古葉取りとは、松柏類の盆栽で前年以前に展開した古い葉を手で取り除く作業のことで、樹の健全な生育と樹形の整美を目的とします。

古葉取り(ふるはとり)は、主に松の盆栽管理で行われる重要な作業のひとつで、前年以前に生長した古い葉(古葉)を手や専用ピンセット丁寧に取り除くことを指します。

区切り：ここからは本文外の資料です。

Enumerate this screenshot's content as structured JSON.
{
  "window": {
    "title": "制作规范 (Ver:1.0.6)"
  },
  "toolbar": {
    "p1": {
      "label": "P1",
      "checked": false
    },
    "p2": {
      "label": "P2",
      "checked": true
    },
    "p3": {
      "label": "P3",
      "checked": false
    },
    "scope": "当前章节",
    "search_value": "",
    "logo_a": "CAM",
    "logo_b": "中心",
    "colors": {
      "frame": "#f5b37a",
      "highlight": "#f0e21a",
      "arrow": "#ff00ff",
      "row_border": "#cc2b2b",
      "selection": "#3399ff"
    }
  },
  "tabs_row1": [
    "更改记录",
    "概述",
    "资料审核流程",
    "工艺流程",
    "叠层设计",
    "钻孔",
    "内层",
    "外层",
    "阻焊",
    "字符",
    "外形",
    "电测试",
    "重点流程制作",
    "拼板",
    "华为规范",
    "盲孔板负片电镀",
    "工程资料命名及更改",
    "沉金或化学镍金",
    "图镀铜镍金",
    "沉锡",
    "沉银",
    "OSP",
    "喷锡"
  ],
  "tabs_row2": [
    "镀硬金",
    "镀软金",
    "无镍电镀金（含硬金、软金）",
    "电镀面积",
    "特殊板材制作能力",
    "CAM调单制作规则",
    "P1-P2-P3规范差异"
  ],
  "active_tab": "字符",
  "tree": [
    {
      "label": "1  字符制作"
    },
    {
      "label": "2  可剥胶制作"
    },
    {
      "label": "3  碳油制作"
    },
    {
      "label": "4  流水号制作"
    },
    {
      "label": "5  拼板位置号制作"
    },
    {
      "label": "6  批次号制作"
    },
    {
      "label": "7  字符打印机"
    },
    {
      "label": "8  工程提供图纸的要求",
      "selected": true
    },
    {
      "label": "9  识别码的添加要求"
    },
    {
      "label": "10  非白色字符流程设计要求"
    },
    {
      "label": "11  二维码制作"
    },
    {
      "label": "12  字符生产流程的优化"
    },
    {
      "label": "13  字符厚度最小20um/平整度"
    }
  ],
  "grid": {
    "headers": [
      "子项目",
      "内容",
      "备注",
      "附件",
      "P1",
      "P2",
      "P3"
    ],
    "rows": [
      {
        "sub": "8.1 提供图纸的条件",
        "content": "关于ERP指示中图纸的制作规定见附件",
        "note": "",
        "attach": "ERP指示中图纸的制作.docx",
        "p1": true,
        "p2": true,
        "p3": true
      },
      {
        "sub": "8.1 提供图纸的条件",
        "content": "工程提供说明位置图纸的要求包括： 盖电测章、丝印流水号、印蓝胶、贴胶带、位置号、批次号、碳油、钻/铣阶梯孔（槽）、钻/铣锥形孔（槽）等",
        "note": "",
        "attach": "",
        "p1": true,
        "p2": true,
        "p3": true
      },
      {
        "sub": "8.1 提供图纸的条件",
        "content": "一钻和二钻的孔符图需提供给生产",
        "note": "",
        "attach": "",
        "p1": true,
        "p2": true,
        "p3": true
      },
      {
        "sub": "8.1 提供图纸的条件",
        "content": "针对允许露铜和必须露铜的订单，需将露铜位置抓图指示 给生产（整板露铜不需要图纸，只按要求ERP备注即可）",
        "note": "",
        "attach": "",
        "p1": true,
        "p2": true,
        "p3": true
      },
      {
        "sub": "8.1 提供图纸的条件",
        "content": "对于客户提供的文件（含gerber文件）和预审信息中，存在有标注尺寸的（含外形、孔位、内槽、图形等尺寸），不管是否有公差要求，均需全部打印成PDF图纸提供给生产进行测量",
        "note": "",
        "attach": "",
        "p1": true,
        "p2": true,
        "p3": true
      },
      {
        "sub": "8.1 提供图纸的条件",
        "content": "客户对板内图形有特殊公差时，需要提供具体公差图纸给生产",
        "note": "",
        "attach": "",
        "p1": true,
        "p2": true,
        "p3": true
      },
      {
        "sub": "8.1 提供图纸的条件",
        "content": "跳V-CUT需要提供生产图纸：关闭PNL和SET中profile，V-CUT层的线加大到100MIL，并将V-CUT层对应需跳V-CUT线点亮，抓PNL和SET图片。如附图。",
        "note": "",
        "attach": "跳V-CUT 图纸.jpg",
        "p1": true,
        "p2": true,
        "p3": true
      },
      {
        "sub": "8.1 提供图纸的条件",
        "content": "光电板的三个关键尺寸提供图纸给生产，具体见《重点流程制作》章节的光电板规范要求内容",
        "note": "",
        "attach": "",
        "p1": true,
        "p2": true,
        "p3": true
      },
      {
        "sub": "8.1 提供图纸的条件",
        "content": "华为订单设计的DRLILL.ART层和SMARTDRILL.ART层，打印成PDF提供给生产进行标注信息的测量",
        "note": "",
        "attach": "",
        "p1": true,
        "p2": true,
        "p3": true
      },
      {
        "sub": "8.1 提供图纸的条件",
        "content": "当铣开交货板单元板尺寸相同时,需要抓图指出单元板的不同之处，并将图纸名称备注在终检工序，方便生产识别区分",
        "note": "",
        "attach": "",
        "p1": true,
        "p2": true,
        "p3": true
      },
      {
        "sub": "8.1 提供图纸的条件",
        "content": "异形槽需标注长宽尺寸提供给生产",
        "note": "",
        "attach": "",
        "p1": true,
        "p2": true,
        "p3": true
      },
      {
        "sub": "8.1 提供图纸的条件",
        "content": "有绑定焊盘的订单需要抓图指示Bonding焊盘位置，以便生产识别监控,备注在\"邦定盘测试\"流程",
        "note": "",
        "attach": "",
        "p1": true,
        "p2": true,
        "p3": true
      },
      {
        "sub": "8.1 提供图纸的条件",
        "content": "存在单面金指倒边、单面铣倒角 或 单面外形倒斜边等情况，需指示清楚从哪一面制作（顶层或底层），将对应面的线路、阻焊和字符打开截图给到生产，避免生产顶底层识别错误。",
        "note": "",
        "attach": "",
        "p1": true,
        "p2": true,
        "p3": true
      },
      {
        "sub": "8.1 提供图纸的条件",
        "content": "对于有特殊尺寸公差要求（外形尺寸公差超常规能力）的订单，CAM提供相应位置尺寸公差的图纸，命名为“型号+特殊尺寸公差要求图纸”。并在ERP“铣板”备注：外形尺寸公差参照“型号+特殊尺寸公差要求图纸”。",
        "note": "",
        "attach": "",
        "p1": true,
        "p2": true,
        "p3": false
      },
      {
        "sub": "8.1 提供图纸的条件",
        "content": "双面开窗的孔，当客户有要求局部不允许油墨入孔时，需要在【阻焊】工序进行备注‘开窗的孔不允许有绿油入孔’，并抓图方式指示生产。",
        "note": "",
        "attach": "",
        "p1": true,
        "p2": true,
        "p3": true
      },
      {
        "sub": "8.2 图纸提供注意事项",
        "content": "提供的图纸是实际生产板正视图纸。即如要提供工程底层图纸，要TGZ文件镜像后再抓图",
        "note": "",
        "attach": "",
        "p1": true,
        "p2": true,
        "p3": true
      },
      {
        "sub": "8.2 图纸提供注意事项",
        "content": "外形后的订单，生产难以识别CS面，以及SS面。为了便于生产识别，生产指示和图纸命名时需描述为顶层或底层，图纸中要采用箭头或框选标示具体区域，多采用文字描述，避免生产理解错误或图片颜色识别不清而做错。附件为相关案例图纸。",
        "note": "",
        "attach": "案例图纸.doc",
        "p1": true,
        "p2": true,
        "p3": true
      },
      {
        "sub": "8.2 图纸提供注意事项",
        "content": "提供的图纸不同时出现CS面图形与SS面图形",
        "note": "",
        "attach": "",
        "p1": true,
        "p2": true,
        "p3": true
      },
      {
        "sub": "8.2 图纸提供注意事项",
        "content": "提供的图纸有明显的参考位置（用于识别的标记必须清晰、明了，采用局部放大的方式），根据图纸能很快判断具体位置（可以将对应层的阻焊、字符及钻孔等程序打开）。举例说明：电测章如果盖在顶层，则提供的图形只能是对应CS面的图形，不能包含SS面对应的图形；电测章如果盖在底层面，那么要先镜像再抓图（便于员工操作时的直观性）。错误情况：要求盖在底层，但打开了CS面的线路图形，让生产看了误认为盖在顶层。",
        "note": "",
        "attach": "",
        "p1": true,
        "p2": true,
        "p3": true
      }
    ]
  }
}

松は常緑樹ですが、葉には寿命があり、黒松では概ね2〜3年、赤松五葉松でも数年で自然に落葉します。しかし盆栽の場合、密集した枝の中で古葉が残り続けると風通しや日当たりが悪くなり、次のような問題が生じます。

  • 内部の枝が徒長して樹形が乱れる
  • 蒸れによる病害虫の発生
  • 芽の充実が阻害される
  • 美観が損なわれる
古葉取りの適期は一般的に秋から初冬にかけてで、当年に伸びた新梢(今年葉)は残し、前年以前の葉のみを丁寧に摘み取ります。作業には専用のピンセットが使われることが多く、無理に引き抜かず、枝の向きに沿って静かに引き取るのがコツです。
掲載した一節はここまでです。